Onions contain chemical compounds such as phenolics and flavonoids, that have potential anti-inflammatory, anti-cholesterol, anticancer and antioxidant properties. These include quercetin and its glycosides quercetin 3,4'-diglucoside and quercetin-4'-glucoside. There are considerable differences between different varieties in antioxidant content. Shallots have the highest level, six times the amount found in Vidalia onions, the variety with the smallest amount.
Onion extract has been advocated as a means of promoting the healing of wounds after surgery and reducing scarring. (Source: Wikipedia)


1 unsliced loaf sourdough bread
12-16 ounces Monterey Jack cheese, thinly sliced
1/2 cup butter, melted
1/2 cup finely diced green onion
2 teaspoons poppy seeds

Find this at the-girl-who-ate-everything.com - click to read full instruction and get some other good tips.

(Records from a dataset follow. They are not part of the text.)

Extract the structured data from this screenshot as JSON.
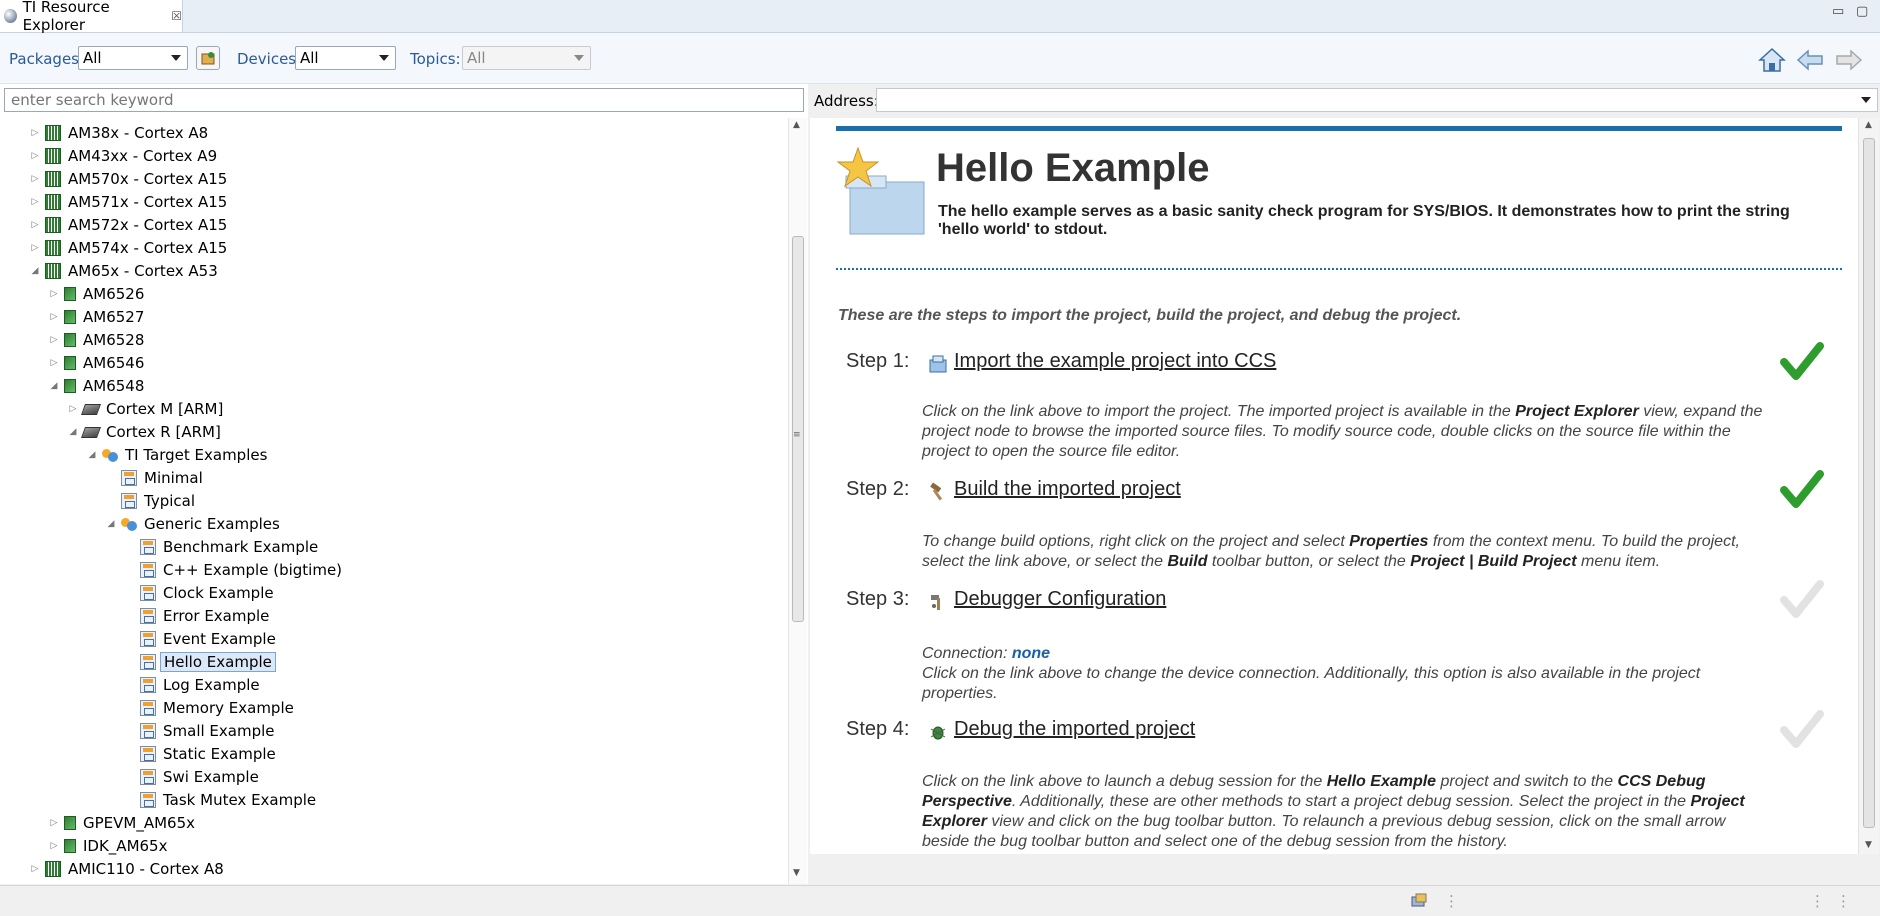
{
  "window": {
    "tab_title": "TI Resource Explorer",
    "tab_close": "☒",
    "minimize": "▭",
    "maximize": "▢"
  },
  "toolbar": {
    "packages_label": "Packages:",
    "packages_value": "All",
    "devices_label": "Devices:",
    "devices_value": "All",
    "topics_label": "Topics:",
    "topics_value": "All",
    "icons": [
      "home-icon",
      "back-arrow-icon",
      "forward-arrow-icon"
    ]
  },
  "search": {
    "placeholder": "enter search keyword"
  },
  "tree": {
    "rows": [
      {
        "label": "AM38x - Cortex A8",
        "icon": "chip",
        "toggle": "▷"
      },
      {
        "label": "AM43xx - Cortex A9",
        "icon": "chip",
        "toggle": "▷"
      },
      {
        "label": "AM570x - Cortex A15",
        "icon": "chip",
        "toggle": "▷"
      },
      {
        "label": "AM571x - Cortex A15",
        "icon": "chip",
        "toggle": "▷"
      },
      {
        "label": "AM572x - Cortex A15",
        "icon": "chip",
        "toggle": "▷"
      },
      {
        "label": "AM574x - Cortex A15",
        "icon": "chip",
        "toggle": "▷"
      },
      {
        "label": "AM65x - Cortex A53",
        "icon": "chip",
        "toggle": "◢"
      },
      {
        "label": "AM6526",
        "icon": "chip2",
        "toggle": "▷"
      },
      {
        "label": "AM6527",
        "icon": "chip2",
        "toggle": "▷"
      },
      {
        "label": "AM6528",
        "icon": "chip2",
        "toggle": "▷"
      },
      {
        "label": "AM6546",
        "icon": "chip2",
        "toggle": "▷"
      },
      {
        "label": "AM6548",
        "icon": "chip2",
        "toggle": "◢"
      },
      {
        "label": "Cortex M [ARM]",
        "icon": "cpu",
        "toggle": "▷"
      },
      {
        "label": "Cortex R [ARM]",
        "icon": "cpu",
        "toggle": "◢"
      },
      {
        "label": "TI Target Examples",
        "icon": "grp",
        "toggle": "◢"
      },
      {
        "label": "Minimal",
        "icon": "ex",
        "toggle": ""
      },
      {
        "label": "Typical",
        "icon": "ex",
        "toggle": ""
      },
      {
        "label": "Generic Examples",
        "icon": "grp",
        "toggle": "◢"
      },
      {
        "label": "Benchmark Example",
        "icon": "ex",
        "toggle": ""
      },
      {
        "label": "C++ Example (bigtime)",
        "icon": "ex",
        "toggle": ""
      },
      {
        "label": "Clock Example",
        "icon": "ex",
        "toggle": ""
      },
      {
        "label": "Error Example",
        "icon": "ex",
        "toggle": ""
      },
      {
        "label": "Event Example",
        "icon": "ex",
        "toggle": ""
      },
      {
        "label": "Hello Example",
        "icon": "ex",
        "toggle": "",
        "selected": true
      },
      {
        "label": "Log Example",
        "icon": "ex",
        "toggle": ""
      },
      {
        "label": "Memory Example",
        "icon": "ex",
        "toggle": ""
      },
      {
        "label": "Small Example",
        "icon": "ex",
        "toggle": ""
      },
      {
        "label": "Static Example",
        "icon": "ex",
        "toggle": ""
      },
      {
        "label": "Swi Example",
        "icon": "ex",
        "toggle": ""
      },
      {
        "label": "Task Mutex Example",
        "icon": "ex",
        "toggle": ""
      },
      {
        "label": "GPEVM_AM65x",
        "icon": "chip2",
        "toggle": "▷"
      },
      {
        "label": "IDK_AM65x",
        "icon": "chip2",
        "toggle": "▷"
      },
      {
        "label": "AMIC110 - Cortex A8",
        "icon": "chip",
        "toggle": "▷"
      }
    ]
  },
  "address": {
    "label": "Address:",
    "value": ""
  },
  "page": {
    "title": "Hello Example",
    "description": "The hello example serves as a basic sanity check program for SYS/BIOS. It demonstrates how to print the string 'hello world' to stdout.",
    "intro": "These are the steps to import the project, build the project, and debug the project.",
    "steps": [
      {
        "label": "Step 1:",
        "link": "Import the example project into CCS",
        "icon": "import-icon",
        "done": true,
        "body": "Click on the link above to import the project. The imported project is available in the <b>Project Explorer</b> view, expand the project node to browse the imported source files. To modify source code, double clicks on the source file within the project to open the source file editor."
      },
      {
        "label": "Step 2:",
        "link": "Build the imported project",
        "icon": "hammer-icon",
        "done": true,
        "body": "To change build options, right click on the project and select <b>Properties</b> from the context menu. To build the project, select the link above, or select the <b>Build</b> toolbar button, or select the <b>Project | Build Project</b> menu item."
      },
      {
        "label": "Step 3:",
        "link": "Debugger Configuration",
        "icon": "debugger-config-icon",
        "done": false,
        "body": "Connection: <span class=\"conn\">none</span><br>Click on the link above to change the device connection. Additionally, this option is also available in the project properties."
      },
      {
        "label": "Step 4:",
        "link": "Debug the imported project",
        "icon": "bug-icon",
        "done": false,
        "body": "Click on the link above to launch a debug session for the <b>Hello Example</b> project and switch to the <b>CCS Debug Perspective</b>. Additionally, these are other methods to start a project debug session. Select the project in the <b>Project Explorer</b> view and click on the bug toolbar button. To relaunch a previous debug session, click on the small arrow beside the bug toolbar button and select one of the debug session from the history."
      }
    ]
  },
  "colors": {
    "accent": "#1a6fa8",
    "check_done": "#2e9d2e",
    "check_pending": "#e2e2e2"
  }
}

Spinach is thought to have originated in ancient Persia. Arab traders carried spinach into India, and then the plant was introduced into ancient China, where it was known as "Persian vegetable". The earliest available record of the spinach plant was recorded in Chinese, stating it was introduced into China via Nepal (probably in 647 AD).
In AD 827, the Saracens introduced spinach to Sicily.
Spinach has a high nutritional value and is extremely rich in antioxidants, especially when fresh, steamed, or quickly boiled. It is a rich source of vitamin A (and especially high in lutein), vitamin C, vitamin E, vitamin K, magnesium, manganese, folate, betaine, iron, vitamin B2, calcium, potassium, vitamin B6, folic acid, copper, protein, phosphorus, zinc, niacin, selenium and omega-3 fatty acids. Recently, opioid peptides called rubiscolins have also been found in spinach.
Polyglutamyl folate (vitamin B9 or folic acid) is a vital constituent of cells, and spinach is a good source of folic acid. Boiling spinach can more than halve the level of folate left in the spinach, but microwaving does not affect folate content. Vitamin B9 was first isolated from spinach in 1941. (Source: Wikipedia)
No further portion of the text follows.